Until I had children, I didn’t realise there was so much controversy around what Santa did or didn’t do. Growing up we got a main present and stocking from Santa which appeared on Christmas morning. Otherwise gifts were from parents and other family members. I remember the excitement as they started to arrive during December and trying to guess what they were as we put them under the tree. I do the same with my own children. That way they know who has given them gifts and can thank them.

I’ve heard all sorts of different things other families do. Some talk about sending money to Santa. Others have Santa delivering gifts from other family members or leaving more gifts at Grandparents houses. It all sounds overly complicated to me. My children are usually so excited with no toys that they don’t discuss how they arrived in great detail with other children.

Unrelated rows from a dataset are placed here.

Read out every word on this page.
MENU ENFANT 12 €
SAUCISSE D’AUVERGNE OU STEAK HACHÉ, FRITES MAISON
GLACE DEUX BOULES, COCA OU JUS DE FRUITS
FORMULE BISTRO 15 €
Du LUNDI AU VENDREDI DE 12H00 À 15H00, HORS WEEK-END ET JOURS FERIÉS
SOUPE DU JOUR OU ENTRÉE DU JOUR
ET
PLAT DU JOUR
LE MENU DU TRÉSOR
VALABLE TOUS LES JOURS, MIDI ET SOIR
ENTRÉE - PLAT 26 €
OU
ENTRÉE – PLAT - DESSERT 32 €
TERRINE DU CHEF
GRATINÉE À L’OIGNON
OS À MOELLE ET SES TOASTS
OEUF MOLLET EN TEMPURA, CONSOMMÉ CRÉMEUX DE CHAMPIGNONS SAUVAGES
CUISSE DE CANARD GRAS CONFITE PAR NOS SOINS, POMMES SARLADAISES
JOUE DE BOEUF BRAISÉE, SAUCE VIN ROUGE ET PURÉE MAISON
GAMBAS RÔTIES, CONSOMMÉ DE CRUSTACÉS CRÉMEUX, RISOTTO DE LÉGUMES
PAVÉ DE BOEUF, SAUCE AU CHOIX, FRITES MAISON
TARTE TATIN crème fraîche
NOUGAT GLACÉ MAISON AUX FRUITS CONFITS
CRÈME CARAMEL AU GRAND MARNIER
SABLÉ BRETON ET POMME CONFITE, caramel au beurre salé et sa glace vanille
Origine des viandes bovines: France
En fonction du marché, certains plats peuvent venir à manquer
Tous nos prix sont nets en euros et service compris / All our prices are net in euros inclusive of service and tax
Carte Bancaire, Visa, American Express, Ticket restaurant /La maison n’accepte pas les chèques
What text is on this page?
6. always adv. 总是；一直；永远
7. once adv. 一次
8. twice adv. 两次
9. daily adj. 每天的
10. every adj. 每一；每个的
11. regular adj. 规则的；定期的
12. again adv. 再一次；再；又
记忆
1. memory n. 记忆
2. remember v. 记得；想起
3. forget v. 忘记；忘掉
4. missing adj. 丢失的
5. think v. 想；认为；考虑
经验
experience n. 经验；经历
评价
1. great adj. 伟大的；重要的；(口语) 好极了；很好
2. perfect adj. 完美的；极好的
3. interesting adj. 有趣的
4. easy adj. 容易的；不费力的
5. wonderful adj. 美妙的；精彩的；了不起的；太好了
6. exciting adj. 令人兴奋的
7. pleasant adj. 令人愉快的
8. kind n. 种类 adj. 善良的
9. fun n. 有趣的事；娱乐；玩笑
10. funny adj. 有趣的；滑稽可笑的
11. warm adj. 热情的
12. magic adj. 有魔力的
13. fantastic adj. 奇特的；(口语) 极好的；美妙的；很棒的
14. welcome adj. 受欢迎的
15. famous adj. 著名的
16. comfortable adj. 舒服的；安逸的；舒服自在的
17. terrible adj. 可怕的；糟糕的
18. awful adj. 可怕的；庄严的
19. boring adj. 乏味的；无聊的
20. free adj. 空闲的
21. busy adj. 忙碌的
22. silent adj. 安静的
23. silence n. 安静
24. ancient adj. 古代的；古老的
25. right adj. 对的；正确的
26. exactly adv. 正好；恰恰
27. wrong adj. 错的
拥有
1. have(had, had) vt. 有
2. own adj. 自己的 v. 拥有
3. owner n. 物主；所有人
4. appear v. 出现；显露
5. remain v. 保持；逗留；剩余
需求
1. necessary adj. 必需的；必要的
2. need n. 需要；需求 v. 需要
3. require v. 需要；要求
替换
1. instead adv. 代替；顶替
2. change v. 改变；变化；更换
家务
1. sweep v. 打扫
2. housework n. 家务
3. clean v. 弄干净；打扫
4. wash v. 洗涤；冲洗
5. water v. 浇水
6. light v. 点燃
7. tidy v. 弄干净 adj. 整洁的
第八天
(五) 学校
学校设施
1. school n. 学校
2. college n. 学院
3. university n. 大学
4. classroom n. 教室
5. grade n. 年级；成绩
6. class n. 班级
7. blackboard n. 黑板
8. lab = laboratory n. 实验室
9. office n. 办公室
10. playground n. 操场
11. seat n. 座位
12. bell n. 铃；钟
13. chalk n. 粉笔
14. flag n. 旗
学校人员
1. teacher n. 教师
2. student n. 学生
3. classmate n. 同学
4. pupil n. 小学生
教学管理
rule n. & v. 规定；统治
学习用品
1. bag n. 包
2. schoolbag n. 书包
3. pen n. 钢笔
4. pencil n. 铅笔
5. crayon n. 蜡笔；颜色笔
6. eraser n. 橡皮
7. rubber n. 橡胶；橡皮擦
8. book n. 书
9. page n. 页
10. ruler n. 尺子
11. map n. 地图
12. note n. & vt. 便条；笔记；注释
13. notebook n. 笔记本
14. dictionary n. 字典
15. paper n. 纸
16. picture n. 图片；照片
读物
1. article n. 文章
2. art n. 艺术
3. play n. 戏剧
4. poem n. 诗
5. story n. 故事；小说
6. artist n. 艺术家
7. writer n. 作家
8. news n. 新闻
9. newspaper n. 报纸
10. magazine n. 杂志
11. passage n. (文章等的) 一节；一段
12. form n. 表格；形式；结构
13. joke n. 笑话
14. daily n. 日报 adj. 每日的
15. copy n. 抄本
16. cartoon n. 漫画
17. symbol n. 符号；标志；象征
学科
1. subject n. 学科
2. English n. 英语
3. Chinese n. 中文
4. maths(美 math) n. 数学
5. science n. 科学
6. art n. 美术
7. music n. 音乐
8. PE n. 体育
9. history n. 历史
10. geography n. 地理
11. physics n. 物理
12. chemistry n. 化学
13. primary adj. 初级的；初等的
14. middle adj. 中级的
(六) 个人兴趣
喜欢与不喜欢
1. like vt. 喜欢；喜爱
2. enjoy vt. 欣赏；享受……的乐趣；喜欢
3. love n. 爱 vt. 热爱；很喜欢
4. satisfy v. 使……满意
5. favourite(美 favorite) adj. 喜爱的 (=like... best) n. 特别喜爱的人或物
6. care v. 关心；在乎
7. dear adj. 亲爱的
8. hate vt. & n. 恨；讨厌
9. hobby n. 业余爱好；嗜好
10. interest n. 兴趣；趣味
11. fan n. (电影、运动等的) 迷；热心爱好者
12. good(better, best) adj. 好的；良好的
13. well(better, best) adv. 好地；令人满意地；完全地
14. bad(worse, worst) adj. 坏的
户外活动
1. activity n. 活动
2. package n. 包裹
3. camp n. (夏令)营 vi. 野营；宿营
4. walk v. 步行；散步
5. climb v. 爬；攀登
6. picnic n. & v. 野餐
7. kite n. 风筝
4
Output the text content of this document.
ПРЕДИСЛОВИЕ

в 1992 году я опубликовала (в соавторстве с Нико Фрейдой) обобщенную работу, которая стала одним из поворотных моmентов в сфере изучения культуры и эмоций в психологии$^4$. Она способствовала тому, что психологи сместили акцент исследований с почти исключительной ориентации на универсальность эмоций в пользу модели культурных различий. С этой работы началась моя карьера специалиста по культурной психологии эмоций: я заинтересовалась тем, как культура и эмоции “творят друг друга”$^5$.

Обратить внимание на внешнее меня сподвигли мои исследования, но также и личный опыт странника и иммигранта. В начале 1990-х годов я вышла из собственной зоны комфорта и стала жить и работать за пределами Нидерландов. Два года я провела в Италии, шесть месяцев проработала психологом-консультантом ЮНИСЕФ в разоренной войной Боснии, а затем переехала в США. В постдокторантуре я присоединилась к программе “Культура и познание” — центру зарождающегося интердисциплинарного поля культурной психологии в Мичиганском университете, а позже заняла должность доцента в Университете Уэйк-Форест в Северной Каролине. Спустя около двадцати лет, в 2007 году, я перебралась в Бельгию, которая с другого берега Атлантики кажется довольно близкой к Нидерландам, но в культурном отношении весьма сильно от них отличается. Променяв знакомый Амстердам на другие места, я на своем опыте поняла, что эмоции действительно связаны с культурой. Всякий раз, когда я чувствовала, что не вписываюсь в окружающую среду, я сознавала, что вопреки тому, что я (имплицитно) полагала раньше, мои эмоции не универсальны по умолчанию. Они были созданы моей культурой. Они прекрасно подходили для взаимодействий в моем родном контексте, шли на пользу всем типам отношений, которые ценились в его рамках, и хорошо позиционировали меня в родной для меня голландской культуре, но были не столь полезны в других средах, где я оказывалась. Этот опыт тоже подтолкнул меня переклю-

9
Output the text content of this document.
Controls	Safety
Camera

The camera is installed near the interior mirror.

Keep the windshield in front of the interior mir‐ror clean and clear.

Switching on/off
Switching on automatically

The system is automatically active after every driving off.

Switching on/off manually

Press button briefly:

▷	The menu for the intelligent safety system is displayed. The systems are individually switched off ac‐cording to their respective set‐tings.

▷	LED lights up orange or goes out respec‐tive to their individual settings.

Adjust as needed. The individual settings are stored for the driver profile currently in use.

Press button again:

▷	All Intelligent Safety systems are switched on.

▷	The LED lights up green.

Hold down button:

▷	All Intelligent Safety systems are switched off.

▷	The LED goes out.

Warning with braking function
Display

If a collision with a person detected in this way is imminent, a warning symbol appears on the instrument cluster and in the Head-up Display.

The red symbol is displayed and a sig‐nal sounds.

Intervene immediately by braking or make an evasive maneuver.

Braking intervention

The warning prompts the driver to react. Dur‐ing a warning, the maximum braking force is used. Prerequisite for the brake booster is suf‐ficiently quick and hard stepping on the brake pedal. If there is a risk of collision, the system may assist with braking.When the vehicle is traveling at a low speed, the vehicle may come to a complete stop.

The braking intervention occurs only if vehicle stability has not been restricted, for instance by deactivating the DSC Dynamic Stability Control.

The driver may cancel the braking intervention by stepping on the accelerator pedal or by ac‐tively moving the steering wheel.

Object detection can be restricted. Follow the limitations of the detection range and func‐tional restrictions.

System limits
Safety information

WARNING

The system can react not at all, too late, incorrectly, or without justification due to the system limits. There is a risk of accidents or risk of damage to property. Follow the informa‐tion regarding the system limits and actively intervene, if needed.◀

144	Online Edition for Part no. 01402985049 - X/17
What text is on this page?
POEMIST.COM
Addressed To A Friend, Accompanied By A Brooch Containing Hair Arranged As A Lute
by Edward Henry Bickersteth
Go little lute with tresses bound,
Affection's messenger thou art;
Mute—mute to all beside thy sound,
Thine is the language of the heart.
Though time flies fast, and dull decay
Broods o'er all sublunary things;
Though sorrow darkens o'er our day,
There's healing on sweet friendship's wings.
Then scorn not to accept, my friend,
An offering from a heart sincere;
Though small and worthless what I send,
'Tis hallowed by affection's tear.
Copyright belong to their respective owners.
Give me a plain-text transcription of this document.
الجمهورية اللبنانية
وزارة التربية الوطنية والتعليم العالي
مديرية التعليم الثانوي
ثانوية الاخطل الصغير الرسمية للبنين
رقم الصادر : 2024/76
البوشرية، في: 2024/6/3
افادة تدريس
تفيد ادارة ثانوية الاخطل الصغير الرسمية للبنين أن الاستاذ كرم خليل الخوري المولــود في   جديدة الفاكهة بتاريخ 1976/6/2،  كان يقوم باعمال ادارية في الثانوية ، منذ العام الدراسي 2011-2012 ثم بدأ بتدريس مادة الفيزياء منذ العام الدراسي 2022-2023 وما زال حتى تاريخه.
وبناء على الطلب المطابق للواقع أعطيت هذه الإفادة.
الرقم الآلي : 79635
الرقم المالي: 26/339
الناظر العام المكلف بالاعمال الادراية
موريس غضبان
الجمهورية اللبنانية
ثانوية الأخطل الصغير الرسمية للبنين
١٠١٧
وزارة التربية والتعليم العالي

This is my first Christmas with 2 children in secondary school so there is much less Santa talk in our house. This will be our first year without a grotto visit.

Moreteaandchocolate · 15/10/2025 09:03

Having just told my nearly 12 year old that Santa isn’t real, I think you’re doing the right thing. He said, “but you lied to me the whole time? I trusted you” 💔

MardyAnn · 15/10/2025 09:05

Idontpostmuch · 15/10/2025 08:51

Where did this horrible phrase 'you do you' come from? What happened to 'each to their own'?

Same thing that happened to ‘suum cuique’ and ‘to each what is due to him’.

Imdunfer · 15/10/2025 09:05

I'm nearly 70. I still vividly remember being 7 years old and finding out that Santa wasn't real and wondering just what else my parents had lied to me about.

I know children who know full well Santa doesn't exist but pretend they think he does to please their parents, setting themselves up for a lifetime of lying about themselves to protect the feelings of others.

If I could, I'd restrict the Santa fantasy to the fairy books like Cinderella.

You are doing your children a favour.